Les recettes de la taxe sur les carburants en France chutent de 80 millions d'euros alors que la flambée des prix réduit la consommation
Les recettes de la taxe sur les carburants en France ont chuté de plus de 80 millions d'euros au premier semestre 2026 par rapport à la même période de l'année précédente, alors que la flambée des prix provoquée par la guerre au Moyen-Orient a réduit la consommation, a annoncé lundi le gouvernement.
Baisse des recettes annoncée
Les recettes de la taxe sur les carburants en France ont chuté de plus de 80 millions d'euros au cours des six premiers mois de 2026 par rapport à la même période en 2025, a déclaré lundi le ministre des Comptes publics, David Amiel, sur RTL. Cette baisse intervient malgré une augmentation du prélèvement par litre après la flambée des prix des carburants consécutive au déclenchement de la guerre au Moyen-Orient le 28 février. Amiel a souligné que la hausse des prix ne s'était pas traduite par une aubaine pour l'État, car les consommateurs ont fortement réduit leurs achats de carburant.
Heureusement que nous n'avons pas écouté ceux qui nous disaient « utilisez cette aubaine pour financer des aides » car il n'y a pas eu d'aubaine.
Flambée des prix et changement de comportement
Le diesel s'affichait à 1,72 € le litre le 27 février, veille des frappes israélo-américaines sur l'Iran qui ont fait bondir le prix du pétrole brut. Au plus fort de la crise, le diesel a atteint près de 2,40 € le litre, soit une hausse de près de 40 %. L'essence a également augmenté, mais dans une moindre mesure. En réaction, les ménages français ont réduit leurs déplacements en voiture.
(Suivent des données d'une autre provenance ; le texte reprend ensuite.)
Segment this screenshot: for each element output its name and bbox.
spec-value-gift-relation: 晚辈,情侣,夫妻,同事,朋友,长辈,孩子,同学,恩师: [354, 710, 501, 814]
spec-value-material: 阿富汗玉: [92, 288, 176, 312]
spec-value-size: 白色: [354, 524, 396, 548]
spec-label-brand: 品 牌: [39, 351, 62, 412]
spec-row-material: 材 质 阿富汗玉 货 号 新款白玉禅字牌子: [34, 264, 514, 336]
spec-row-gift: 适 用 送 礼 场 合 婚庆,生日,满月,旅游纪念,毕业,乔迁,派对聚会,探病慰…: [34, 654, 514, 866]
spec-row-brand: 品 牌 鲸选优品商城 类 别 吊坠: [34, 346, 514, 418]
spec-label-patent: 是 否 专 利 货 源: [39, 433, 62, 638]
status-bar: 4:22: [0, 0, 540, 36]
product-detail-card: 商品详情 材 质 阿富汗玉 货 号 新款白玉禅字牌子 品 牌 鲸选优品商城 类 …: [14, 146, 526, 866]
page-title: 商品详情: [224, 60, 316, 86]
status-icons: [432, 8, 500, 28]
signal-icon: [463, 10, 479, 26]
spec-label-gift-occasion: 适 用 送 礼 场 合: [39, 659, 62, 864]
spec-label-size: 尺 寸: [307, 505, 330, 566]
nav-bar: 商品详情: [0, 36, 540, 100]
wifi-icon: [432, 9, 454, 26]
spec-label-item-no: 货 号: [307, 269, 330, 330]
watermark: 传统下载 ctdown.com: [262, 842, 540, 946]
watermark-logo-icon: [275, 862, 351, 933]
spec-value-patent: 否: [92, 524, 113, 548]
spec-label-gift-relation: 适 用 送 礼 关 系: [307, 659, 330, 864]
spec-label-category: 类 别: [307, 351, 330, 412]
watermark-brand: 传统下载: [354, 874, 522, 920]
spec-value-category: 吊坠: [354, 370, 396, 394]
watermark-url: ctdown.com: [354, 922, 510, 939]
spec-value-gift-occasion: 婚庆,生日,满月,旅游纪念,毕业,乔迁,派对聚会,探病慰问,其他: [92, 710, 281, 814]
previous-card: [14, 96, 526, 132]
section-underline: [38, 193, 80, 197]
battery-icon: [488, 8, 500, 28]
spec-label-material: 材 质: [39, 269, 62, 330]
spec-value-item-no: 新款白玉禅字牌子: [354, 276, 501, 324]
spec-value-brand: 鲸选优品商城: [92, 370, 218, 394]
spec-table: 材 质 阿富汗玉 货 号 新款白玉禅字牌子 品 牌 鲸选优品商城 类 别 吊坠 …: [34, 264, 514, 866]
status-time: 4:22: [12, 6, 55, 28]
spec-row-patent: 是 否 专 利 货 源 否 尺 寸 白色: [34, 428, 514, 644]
Le ministre de l'Économie, Roland Lescure, a rapporté fin mai que la consommation de carburant avait chuté de 14 % entre le 1er et le 20 mai par rapport à la même période de l'année précédente.
Les Français roulent un peu moins, ils font du covoiturage, peut-être font-ils un peu plus de télétravail.
Aides gouvernementales et examen parlementaire
Le gouvernement a annoncé des aides ciblées pour les gros rouleurs et le secteur du transport routier au plus fort des prix. Début juin, des parlementaires ont lancé une mission flash pour évaluer l'impact de la flambée des prix à la pompe sur les finances publiques et identifier les profiteurs. Certains députés ont pointé la hausse des marges brutes des compagnies pétrolières. Le député LR Antoine Vermorel-Marques a appelé à une commission d'enquête pour déterminer si des gains excessifs pourraient être récupérés dans le budget 2027.
Quand on regarde les rapports, on constate que les marges brutes ont augmenté. S'il y a des profiteurs, ils doivent savoir qu'ils devront rendre des comptes dans le budget 2027.
Recul du marché pétrolier et prix à la pompe
Les prix du pétrole brut ont fortement chuté depuis la signature d'un accord entre les États-Unis et l'Iran à la mi-juin, le Brent s'échangeant autour de 70 dollars le baril, proche de son niveau d'avant-guerre. Les prix à la pompe ont suivi, mais restent en moyenne 10 % plus élevés que le 27 février. L'accalmie partielle n'a pas encore inversé les habitudes de consommation qui ont pesé sur les recettes fiscales.
- Diesel à 1,72 €/litre ; dernier jour avant la flambée des prix.
- Flambée des prix des carburants après les frappes israélo-américaines sur l'Iran.
- La consommation de carburant chute de 14 % par rapport à l'année précédente.
- Le gouvernement annonce des aides ciblées pour les gros rouleurs et le transport routier.
- Mission flash parlementaire lancée pour examiner l'impact des prix des carburants.
- Accord entre les États-Unis et l'Iran signé ; le pétrole brut chute à environ 70 $/baril.
- Le ministre Amiel fait état d'une baisse de 80 millions d'euros des recettes de la taxe sur les carburants au premier semestre 2026.
Alerte budgétaire et prochaines étapes
Amiel s'exprimait avant une réunion du comité d'alerte sur les finances publiques, où le gouvernement examinera la croissance et les dépenses. Il a indiqué que la séance définirait une « orientation » plutôt que de nouvelles mesures, l'exécitif visant à maintenir le déficit à 5 % du PIB. Le manque à gagner lié à la taxe sur les carburants ajoute une pression sur un budget déjà sous tension.
Demain, nous n'allons pas annoncer de mesures, nous allons annoncer une orientation.